SecondMarket, which helps arrange sales for stock of privately-held companies, said three-fourths of its transactions in the last quarter were for consumer electronics companies. E-commerce made up 19.4 percent of transactions, followed by financial services, which made up 3.6 percent.
Consumer web and social media, which made up the bulk of SecondMarket's deals before Facebook's IPO this year, is down to 1.2 percent. At the same time last year, consumer web and social media made up 62 percent of transactions. This is partly because of recent IPOs, and partly because companies have been arranging their own private liquidity programs, SecondMarket says. SecondMarket couldn't say which companies were involved in these transactions, however, because of client confidentiality.
Despite losing Facebook this year because of its IPO, SecondMarket said its year-to-date transaction volume is just about where it was a year ago at $418 million for the first three quarters. That's a 3 percent decrease from the same period a year ago.
Mirroring this trend, buyside demand has also shifted away from consumer web and social media. The most popular industry that investors submitted IOIs, or indications of interest, to was actually biotech and pharmaceuticals with $77.2 million of interest. That was followed by consumer web, then software, then other, then financial services and payments.
The average company on SecondMarket had a valuation of $538 million, with about $145.7 million raised.
Interestingly enough, as you can see in the buyer and seller charts below, the companies themselves are actually buying back stock from employees.

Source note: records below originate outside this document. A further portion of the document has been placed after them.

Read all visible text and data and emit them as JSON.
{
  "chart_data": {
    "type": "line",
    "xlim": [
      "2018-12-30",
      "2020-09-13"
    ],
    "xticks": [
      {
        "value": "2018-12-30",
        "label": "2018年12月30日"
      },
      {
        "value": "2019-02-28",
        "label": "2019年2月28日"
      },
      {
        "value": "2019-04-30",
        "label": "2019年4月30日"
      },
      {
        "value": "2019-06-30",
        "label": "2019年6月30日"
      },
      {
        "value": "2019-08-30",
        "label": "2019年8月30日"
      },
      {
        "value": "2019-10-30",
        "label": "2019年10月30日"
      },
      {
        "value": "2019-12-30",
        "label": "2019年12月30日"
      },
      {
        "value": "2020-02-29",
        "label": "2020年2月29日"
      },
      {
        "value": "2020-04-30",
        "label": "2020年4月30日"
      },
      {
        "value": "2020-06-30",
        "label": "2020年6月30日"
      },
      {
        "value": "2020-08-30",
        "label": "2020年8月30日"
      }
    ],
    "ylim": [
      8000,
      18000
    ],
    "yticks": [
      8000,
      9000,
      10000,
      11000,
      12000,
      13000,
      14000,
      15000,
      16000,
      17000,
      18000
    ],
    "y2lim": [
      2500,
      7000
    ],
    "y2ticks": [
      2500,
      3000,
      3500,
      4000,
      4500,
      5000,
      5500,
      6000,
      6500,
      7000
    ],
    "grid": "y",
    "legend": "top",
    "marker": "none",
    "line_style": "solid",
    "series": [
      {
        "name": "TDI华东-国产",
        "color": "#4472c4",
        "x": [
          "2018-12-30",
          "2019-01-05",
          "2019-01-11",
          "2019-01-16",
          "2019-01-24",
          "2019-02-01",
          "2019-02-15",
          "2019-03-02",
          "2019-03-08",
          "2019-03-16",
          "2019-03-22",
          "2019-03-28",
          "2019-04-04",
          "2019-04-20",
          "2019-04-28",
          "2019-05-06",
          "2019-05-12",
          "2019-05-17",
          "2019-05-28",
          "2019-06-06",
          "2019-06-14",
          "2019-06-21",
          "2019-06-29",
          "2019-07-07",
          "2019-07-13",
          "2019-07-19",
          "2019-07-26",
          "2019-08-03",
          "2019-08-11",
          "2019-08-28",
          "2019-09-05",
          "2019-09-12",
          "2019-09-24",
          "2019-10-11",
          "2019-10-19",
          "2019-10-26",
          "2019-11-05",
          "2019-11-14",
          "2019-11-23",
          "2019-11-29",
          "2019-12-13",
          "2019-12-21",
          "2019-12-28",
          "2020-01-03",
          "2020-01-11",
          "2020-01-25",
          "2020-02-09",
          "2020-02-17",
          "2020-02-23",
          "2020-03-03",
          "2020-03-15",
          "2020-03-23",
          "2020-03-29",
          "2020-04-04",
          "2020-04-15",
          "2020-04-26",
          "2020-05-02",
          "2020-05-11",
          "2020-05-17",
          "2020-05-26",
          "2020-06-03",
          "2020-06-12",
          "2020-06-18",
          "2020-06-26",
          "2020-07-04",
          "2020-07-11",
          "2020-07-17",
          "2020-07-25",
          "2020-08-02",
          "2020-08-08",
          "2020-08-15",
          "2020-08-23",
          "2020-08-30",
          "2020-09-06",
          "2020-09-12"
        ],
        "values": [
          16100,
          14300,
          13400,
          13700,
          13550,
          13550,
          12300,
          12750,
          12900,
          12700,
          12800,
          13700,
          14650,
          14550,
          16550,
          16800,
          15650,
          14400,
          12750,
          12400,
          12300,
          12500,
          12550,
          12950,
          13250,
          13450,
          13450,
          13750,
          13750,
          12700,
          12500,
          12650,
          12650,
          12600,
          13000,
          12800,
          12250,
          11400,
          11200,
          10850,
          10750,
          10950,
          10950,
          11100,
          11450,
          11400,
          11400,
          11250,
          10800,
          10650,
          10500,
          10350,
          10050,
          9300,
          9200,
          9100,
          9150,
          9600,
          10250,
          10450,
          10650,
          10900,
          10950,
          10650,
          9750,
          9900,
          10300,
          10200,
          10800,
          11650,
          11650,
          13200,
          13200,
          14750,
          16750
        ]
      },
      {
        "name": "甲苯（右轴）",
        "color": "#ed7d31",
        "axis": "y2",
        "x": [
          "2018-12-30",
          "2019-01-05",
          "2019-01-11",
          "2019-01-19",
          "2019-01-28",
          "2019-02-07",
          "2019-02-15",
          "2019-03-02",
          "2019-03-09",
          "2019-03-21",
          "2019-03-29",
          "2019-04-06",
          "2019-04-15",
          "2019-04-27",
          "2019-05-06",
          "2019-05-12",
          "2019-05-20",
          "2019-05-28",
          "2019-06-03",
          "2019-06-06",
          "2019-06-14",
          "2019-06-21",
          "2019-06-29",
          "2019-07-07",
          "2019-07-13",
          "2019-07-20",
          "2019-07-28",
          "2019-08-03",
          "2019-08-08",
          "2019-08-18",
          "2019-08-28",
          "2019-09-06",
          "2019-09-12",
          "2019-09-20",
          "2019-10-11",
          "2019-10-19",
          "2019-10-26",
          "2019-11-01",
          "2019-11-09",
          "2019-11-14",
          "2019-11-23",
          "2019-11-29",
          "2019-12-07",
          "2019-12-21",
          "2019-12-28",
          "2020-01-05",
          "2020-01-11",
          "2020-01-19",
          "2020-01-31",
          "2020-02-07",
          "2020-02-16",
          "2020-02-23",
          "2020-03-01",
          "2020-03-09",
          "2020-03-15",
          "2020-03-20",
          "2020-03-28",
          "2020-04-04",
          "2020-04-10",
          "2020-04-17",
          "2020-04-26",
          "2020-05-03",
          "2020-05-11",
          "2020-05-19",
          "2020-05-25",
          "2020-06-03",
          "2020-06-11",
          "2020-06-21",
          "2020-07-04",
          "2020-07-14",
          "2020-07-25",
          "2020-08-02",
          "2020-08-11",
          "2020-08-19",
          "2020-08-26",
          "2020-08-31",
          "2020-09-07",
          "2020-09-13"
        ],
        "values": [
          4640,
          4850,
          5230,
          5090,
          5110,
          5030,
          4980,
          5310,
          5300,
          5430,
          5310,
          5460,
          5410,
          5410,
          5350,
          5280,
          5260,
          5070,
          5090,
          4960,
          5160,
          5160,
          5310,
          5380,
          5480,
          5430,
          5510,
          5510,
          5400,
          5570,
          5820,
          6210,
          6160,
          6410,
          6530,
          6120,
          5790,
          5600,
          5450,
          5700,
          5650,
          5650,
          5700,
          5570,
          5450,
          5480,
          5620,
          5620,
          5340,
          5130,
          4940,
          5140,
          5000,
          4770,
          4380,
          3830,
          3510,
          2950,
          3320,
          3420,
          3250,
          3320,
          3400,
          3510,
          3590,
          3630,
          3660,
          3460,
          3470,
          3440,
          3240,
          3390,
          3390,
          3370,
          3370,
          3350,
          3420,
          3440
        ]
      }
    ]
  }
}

Issuers, or the companies themselves, made up nearly 80 percent of the buyers as they use secondary market liquidity programs to motivate and compensate employees. This also has the added benefit of ensuring that sensitive financial information about the company doesn't end up in front of more distant, less trustworthy shareholders. It can also help the company from bumping up against rules that limit the number of shareholders they can have before they have to release financial reports as if they were a public company. This upper limit used to be 500 last year, but it was bumped up when the JOBS Act was passed last year.
As for the earlier-stage companies on the SecondMarket platform, Meraki, the network infrastructure company, saw the biggest increase in investor interest with a 309 percent increase in watchers. Codecademy, a New York-based company that offers online programming education, took the second spot, with a 242 percent increase in watchers. Mobile advertising company Kiip, which gives gamers rewards when they level up or win, saw a 104 percent increase in interest. In fourth and fifth place were Good Technology, which focuses on mobile device management and security, and then Sonos, the Santa Barbara-based speaker company.
The five newest companies that saw the most investor interest were online education startup Coursera, finance startup Addepar, New York-based digital advertising startup Rocket Fuel, the style hub, Fancy, and Coupa Software, which provides cloud spend management solutions.